RBC Capital Markets chief economist Su-Lin Ong said the RBA was trying to counter the perception inflation was the central bank’s only concern, with growth and employment also important.
Ms Ong said the bank had kept the door open for a shift back to a more standard 25 basis point hike at some point.
Banks will likely respond in line with the RBA decision on Wednesday, with Treasurer Jim Chalmers warning it would sting households.
“Families will now have to make more hard decisions about how to balance the household budget in the face of other pressures like higher grocery prices and higher power prices,” he said.
But he was “confident that we will emerge on the other side of this stronger than before”.
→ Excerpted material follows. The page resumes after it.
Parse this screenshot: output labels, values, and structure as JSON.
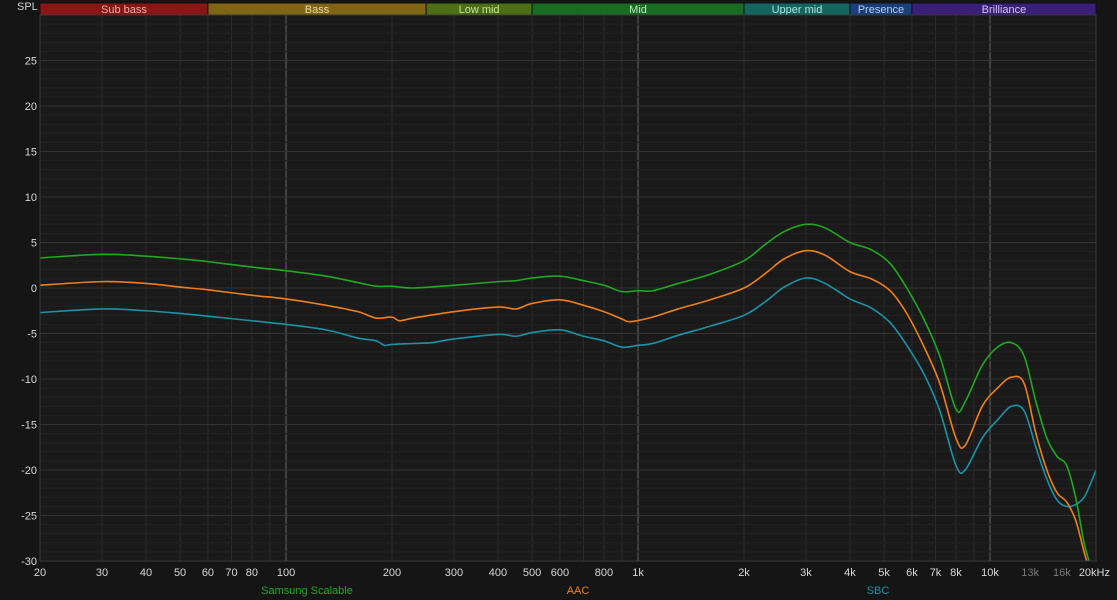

The Australian Bureau of Statistics will release its cost of living indexes on Wednesday.
They measure the price changes of goods and services and their effect on the living expenses of selected household types, including pensioners and self-funded retirees.
Deloitte Access Economics partner Stephen Smith said business investment had been revised down compared to the last quarter.
“Interest rates are rising and higher borrowing costs for businesses are likely to weigh on investment,” Mr Smith wrote in the firm’s quarterly Investment Monitor.
“This is particularly true for new businesses, smaller businesses, businesses in sectors exposed to rising costs, such as construction, and businesses with low cash buffer.”
Positives and negatives were finely balanced, with supply-chain disruptions easing but growth in public infrastructure peaking, commodity prices forecast to fall, and pandemic-driven tax breaks set to end, Mr Smith said.